Ateşelikte 23 Nisan kutlaması

Türkiye'nin, Barselona'daki Ekonomi Bakanlığı'na bağlı Ticari Ateşeliği'ni de ziyaret eden İZSİAD heyeti, burada Ateşe Bekir Aslaner tarafından karşılandı. Ateşe ve Başkonsolosluk personeline beklemedikleri bir sürpriz yapan İzmir Özel Ata Koleji Genel Koordinatör Turhan Gökhan Çelenk ve beraberindeki 9 çocuk, e-tiving projesi kapsamında İspanya'nın Belanesse 'de, 25 Nisan tarihinde düzenlenecek olan tiyatro festivaline katılmak üzere Barselona'ya geldi. Çocuklar, festival öncesi ateşeliği ziyaret ederek burada "Excalbur" oyununu sergiledi.

"Yaşanabilir bir şehir planladık"

Barselona Şehir Meclisi Ekonomi Danışmanı Ariana Fernande, 1859'da şehrin gelişim projesi hazırlandığını, teksil ve sanayi şirketlerinin 100 sene için 22. bölge olarak tabir edilen yerden alınarak 1960'dan sonra şehir dışına çıkarıldığını anlattı.
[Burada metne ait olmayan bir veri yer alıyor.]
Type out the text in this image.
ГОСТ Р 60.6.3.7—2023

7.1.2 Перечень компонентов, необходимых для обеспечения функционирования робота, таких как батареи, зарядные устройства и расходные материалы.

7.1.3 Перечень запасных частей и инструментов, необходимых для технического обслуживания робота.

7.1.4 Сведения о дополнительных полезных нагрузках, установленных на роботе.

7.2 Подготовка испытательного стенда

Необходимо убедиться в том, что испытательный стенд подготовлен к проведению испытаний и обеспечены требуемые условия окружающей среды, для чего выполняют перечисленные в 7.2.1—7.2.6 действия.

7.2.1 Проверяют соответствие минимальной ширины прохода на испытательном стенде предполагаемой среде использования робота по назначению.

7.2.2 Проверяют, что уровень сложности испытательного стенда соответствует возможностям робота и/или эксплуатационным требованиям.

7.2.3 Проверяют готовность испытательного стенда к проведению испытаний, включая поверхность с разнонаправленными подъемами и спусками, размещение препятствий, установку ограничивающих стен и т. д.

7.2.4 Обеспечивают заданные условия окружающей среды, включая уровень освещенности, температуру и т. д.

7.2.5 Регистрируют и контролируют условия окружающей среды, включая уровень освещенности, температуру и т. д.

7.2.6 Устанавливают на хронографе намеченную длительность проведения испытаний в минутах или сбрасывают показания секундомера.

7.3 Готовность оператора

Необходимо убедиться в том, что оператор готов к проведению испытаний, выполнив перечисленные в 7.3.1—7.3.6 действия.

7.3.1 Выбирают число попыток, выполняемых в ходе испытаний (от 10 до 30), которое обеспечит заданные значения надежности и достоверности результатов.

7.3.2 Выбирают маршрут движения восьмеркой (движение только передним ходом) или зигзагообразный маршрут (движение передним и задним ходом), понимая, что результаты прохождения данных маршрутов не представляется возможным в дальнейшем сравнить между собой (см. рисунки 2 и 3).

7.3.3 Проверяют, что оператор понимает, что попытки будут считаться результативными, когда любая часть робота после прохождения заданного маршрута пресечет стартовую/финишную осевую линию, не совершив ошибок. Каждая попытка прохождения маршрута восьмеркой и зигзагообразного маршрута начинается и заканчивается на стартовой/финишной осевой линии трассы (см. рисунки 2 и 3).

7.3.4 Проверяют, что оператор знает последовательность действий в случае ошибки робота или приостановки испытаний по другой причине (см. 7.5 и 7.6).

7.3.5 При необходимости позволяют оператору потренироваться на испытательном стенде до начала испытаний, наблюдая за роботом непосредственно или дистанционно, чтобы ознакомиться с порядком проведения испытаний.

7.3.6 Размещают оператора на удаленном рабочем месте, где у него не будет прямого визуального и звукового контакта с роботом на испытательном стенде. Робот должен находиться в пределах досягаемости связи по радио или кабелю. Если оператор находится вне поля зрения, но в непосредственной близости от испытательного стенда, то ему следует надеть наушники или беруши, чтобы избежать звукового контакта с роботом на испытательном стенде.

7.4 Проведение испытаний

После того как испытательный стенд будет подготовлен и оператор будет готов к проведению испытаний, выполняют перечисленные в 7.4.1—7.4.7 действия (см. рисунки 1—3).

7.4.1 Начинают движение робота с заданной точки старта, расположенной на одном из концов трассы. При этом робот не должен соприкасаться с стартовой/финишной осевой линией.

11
Fernandez, "1986'da belediye meclisi şehri ve denizi birleştirme kararı aldı. 1992'de düzenlenen olimpiyat oyunlarını çok iyi kullandık, kente hem plajlar hem de marina yapıldı. 200 hektarlık sanayi tesisi dolu bir yerin daha aktif nasıl kullanılacağını kamuoyunda tartışmaya açtık ve bilgi ekonomisi için kullanılmasına karar verdik. Bunun için de her şeyi içinde barından, kompak bir şehir yapmayı düşündük. Yeşil alanlar, yaşlı ve genç insanlar için evler, tramvay, kültürel etkinlik ve sanayinin önemli olduğu için eski binaların tamamını yıkmak yerine belirli oranda canlı tutmayı ve buraları halkın yaşam alanları yapmaya çalıştık. Bu alanların yenilenme aşamasında 3 milyon 200 bin metrekare yeşil alan, 800 bin metrekarede yaşam alanı planladık. Projenin hayata geçmesi için 20 yıllık bir plan yapıldı. Şu ana kadar 11 yıl geçti. Alanların yüzde 70'i yeniden düzenlemek için hazırlandı. Bu yıl 139 yeni plan onaylandı. 4500 yeni şirket bu alanda yerleşerek çalışmaya başladı. Yaşam alanlarının yeniden düzenlenmesi de yüzde 40 tamamlandı. Ayrıca 10 üniversitemiz var, bu üniversitelerde 25 bin öğrenci eğitim görüyor" dedi.